The time from nephrectomy to presentation of renal arteriovenous fistulae can vary from hours to decades later. 10 Presenting signs in the postoperative period can include persistent tachycardia with palpitations and persistent anemia. If the flow rate across the fistula is high, as seen in aortocaval fistula, there is an increase in cardiac output to compensate for the left to right shunt. This process results in high-output heart failure if left untreated, which accounts for the clinical manifestations in many late presenting cases.3,10
Cross-sectional imaging studies are key to the diagnosis of renal arteriovenous fistulae. 11 Digital subtraction angiography is considered the diagnostic gold standard and management of the complications is possible in the same session. Given the high flow rate across renal arteriovenous fistula, treatment is mandatory to either treat or prevent the development of high-output heart failure. Treatment options consist of endovascular therapy and operative surgical repair.
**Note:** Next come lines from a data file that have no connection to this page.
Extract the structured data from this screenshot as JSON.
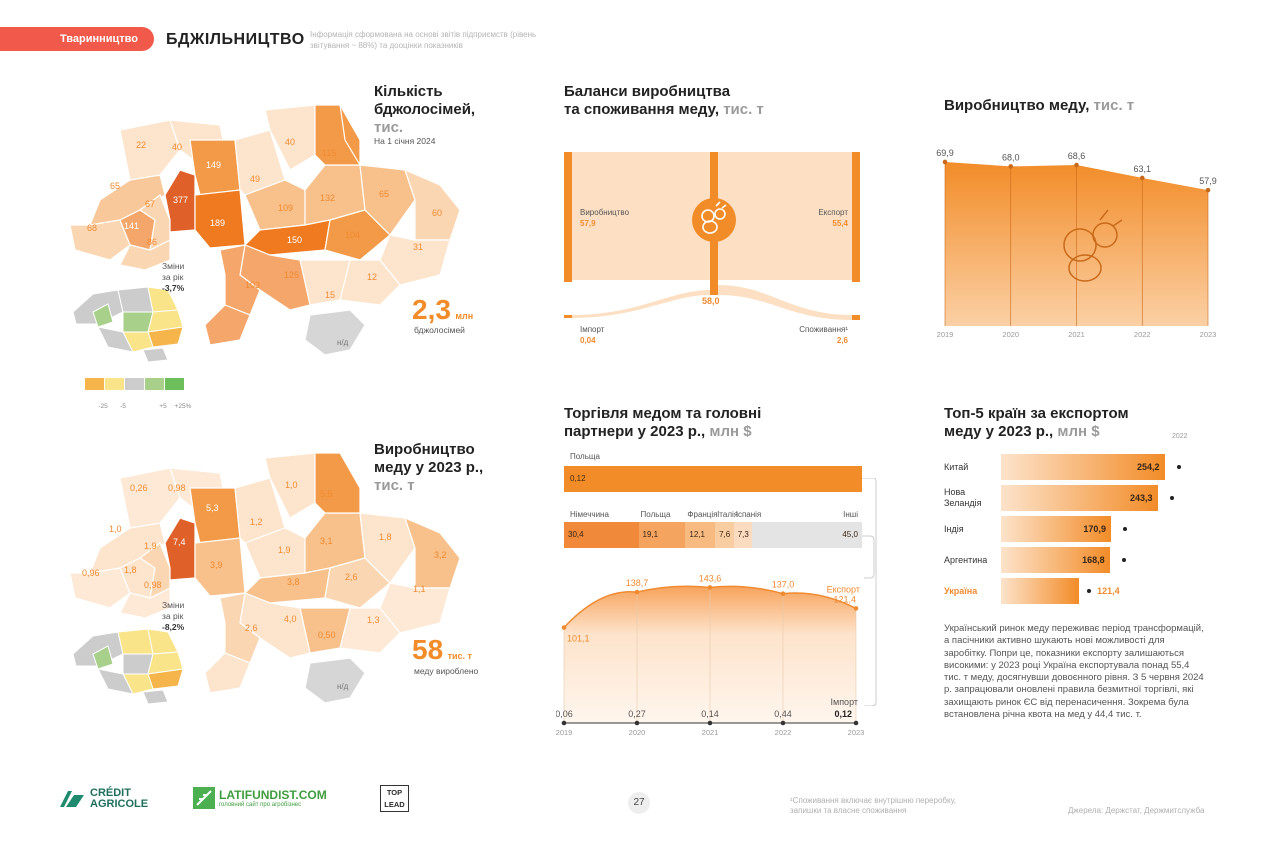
{
  "header": {
    "tag": "Тваринництво",
    "title": "БДЖІЛЬНИЦТВО",
    "note": "Інформація сформована на основі звітів підприємств (рівень звітування ~ 88%) та дооцінки показників"
  },
  "colonies": {
    "title_line1": "Кількість",
    "title_line2": "бджолосімей,",
    "unit": "тис.",
    "date": "На 1 січня 2024",
    "change_label_1": "Зміни",
    "change_label_2": "за рік",
    "change_value": "-3,7%",
    "total_value": "2,3",
    "total_unit": "млн",
    "total_caption": "бджолосімей",
    "region_values": [
      "22",
      "40",
      "65",
      "67",
      "68",
      "141",
      "86",
      "377",
      "149",
      "189",
      "49",
      "40",
      "115",
      "109",
      "132",
      "150",
      "104",
      "65",
      "60",
      "31",
      "12",
      "15",
      "125",
      "103"
    ],
    "na_label": "н/д",
    "legend": [
      "-25",
      "-5",
      "+5",
      "+25%"
    ],
    "legend_colors": [
      "#f5b54a",
      "#f9e48a",
      "#cccccc",
      "#a8d08a",
      "#6cbf5a"
    ]
  },
  "honey_map": {
    "title_line1": "Виробництво",
    "title_line2": "меду у 2023 р.,",
    "unit": "тис. т",
    "change_label_1": "Зміни",
    "change_label_2": "за рік",
    "change_value": "-8,2%",
    "total_value": "58",
    "total_unit": "тис. т",
    "total_caption": "меду вироблено",
    "region_values": [
      "0,26",
      "0,98",
      "1,0",
      "7,4",
      "5,3",
      "1,9",
      "1,8",
      "0,96",
      "0,98",
      "3,9",
      "1,2",
      "1,0",
      "5,5",
      "1,9",
      "3,1",
      "1,8",
      "3,2",
      "3,8",
      "2,6",
      "2,6",
      "4,0",
      "0,50",
      "1,3",
      "1,1"
    ],
    "na_label": "н/д"
  },
  "balance": {
    "title_line1": "Баланси виробництва",
    "title_line2": "та споживання меду,",
    "unit": "тис. т",
    "production_label": "Виробництво",
    "production_value": "57,9",
    "export_label": "Експорт",
    "export_value": "55,4",
    "middle_value": "58,0",
    "import_label": "Імпорт",
    "import_value": "0,04",
    "consumption_label": "Споживання¹",
    "consumption_value": "2,6"
  },
  "production_chart": {
    "title": "Виробництво меду,",
    "unit": "тис. т"
  },
  "trade": {
    "title_line1": "Торгівля медом та головні",
    "title_line2": "партнери у 2023 р.,",
    "unit": "млн $",
    "import_partner": "Польща",
    "import_value": "0,12",
    "export_partners": [
      {
        "name": "Німеччина",
        "value": "30,4",
        "color": "#f08a3a"
      },
      {
        "name": "Польща",
        "value": "19,1",
        "color": "#f4a45e"
      },
      {
        "name": "Франція",
        "value": "12,1",
        "color": "#f7bb82"
      },
      {
        "name": "Італія",
        "value": "7,6",
        "color": "#f9cda2"
      },
      {
        "name": "Іспанія",
        "value": "7,3",
        "color": "#fbdcc0"
      },
      {
        "name": "Інші",
        "value": "45,0",
        "color": "#e4e4e4"
      }
    ],
    "export_label": "Експорт",
    "import_label": "Імпорт"
  },
  "top5": {
    "title_line1": "Топ-5 країн за експортом",
    "title_line2": "меду у 2023 р.,",
    "unit": "млн $",
    "year_marker": "2022",
    "countries": [
      {
        "name": "Китай",
        "value": "254,2",
        "num": 254.2
      },
      {
        "name": "Нова Зеландія",
        "value": "243,3",
        "num": 243.3
      },
      {
        "name": "Індія",
        "value": "170,9",
        "num": 170.9
      },
      {
        "name": "Аргентина",
        "value": "168,8",
        "num": 168.8
      },
      {
        "name": "Україна",
        "value": "121,4",
        "num": 121.4
      }
    ]
  },
  "paragraph": "Український ринок меду переживає період трансформацій, а пасічники активно шукають нові можливості для заробітку. Попри це, показники експорту залишаються високими: у 2023 році Україна експортувала понад 55,4 тис. т меду, досягнувши довоєнного рівня. З 5 червня 2024 р. запрацювали оновлені правила безмитної торгівлі, які захищають ринок ЄС від перенасичення. Зокрема була встановлена річна квота на мед у 44,4 тис. т.",
  "footer": {
    "credit_agricole_1": "CRÉDIT",
    "credit_agricole_2": "AGRICOLE",
    "latifundist": "LATIFUNDIST.COM",
    "latifundist_sub": "головний сайт про агробізнес",
    "toplead_1": "TOP",
    "toplead_2": "LEAD",
    "page_number": "27",
    "footnote": "¹Споживання включає внутрішню переробку, запишки та власне споживання",
    "source": "Джерела: Держстат, Держмитслужба"
  },
  "chart_data": [
    {
      "type": "area",
      "title": "Виробництво меду, тис. т",
      "x": [
        "2019",
        "2020",
        "2021",
        "2022",
        "2023"
      ],
      "values": [
        69.9,
        68.0,
        68.6,
        63.1,
        57.9
      ],
      "labels": [
        "69,9",
        "68,0",
        "68,6",
        "63,1",
        "57,9"
      ],
      "ylim": [
        0,
        75
      ],
      "color": "#f28c28"
    },
    {
      "type": "area",
      "title": "Торгівля медом, млн $",
      "x": [
        "2019",
        "2020",
        "2021",
        "2022",
        "2023"
      ],
      "series": [
        {
          "name": "Експорт",
          "values": [
            101.1,
            138.7,
            143.6,
            137.0,
            121.4
          ],
          "labels": [
            "101,1",
            "138,7",
            "143,6",
            "137,0",
            "121,4"
          ]
        },
        {
          "name": "Імпорт",
          "values": [
            0.06,
            0.27,
            0.14,
            0.44,
            0.12
          ],
          "labels": [
            "0,06",
            "0,27",
            "0,14",
            "0,44",
            "0,12"
          ]
        }
      ],
      "ylim": [
        0,
        160
      ]
    },
    {
      "type": "bar",
      "title": "Топ-5 країн за експортом меду у 2023 р., млн $",
      "categories": [
        "Китай",
        "Нова Зеландія",
        "Індія",
        "Аргентина",
        "Україна"
      ],
      "values": [
        254.2,
        243.3,
        170.9,
        168.8,
        121.4
      ],
      "xlim": [
        0,
        280
      ]
    }
  ]
}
There has been a shift toward endovascular management of renal arteriovenous fistulae.10,12,13 Endovascular repair offers a less morbid treatment option in the high-surgical risk patient. Transcatheter embolization can be used to treat many different arteriovenous fistulae throughout the body and was successfully used to treat a renal arteriovenous fistula in our patient. Operative repair of a renal arteriovenous fistula following nephrectomy would include selective renal artery and renal vein ligation. This operation may require suprarenal aortic clamping to avoid injury to the renal artery or enlarged veins. Care must be taken to identify any accessory renal arteries that may feed the fistula, as seen in our patient who had two dominant branches feeding into the vena cava. This again highlights the value of endovascular therapy, which allows for clear identification of all vessels feeding the fistula, and completion angiogram can document closure of the fistula prior to leaving the operating theater.
Conclusion
Renal arteriovenous fistula following nephrectomy remains a rare entity. This case report adds to the literature another case managed by angioembolization using microcoils. This fistula formed secondary to mass ligation of the renal pedicle with concomitant inferior vena cava injury. This case also highlights the importance of exploring retroperitoneal hematoma’s secondary to penetrating trauma.
Footnotes
Declaration of Conflicting Interests
The author(s) declared no potential conflicts of interest with respect to the research, authorship, and/or publication of this article.
Funding
The author(s) received no financial support for the research, authorship, and/or publication of this article.
Informed Consent
The patient provided written consent for the publication of this case report.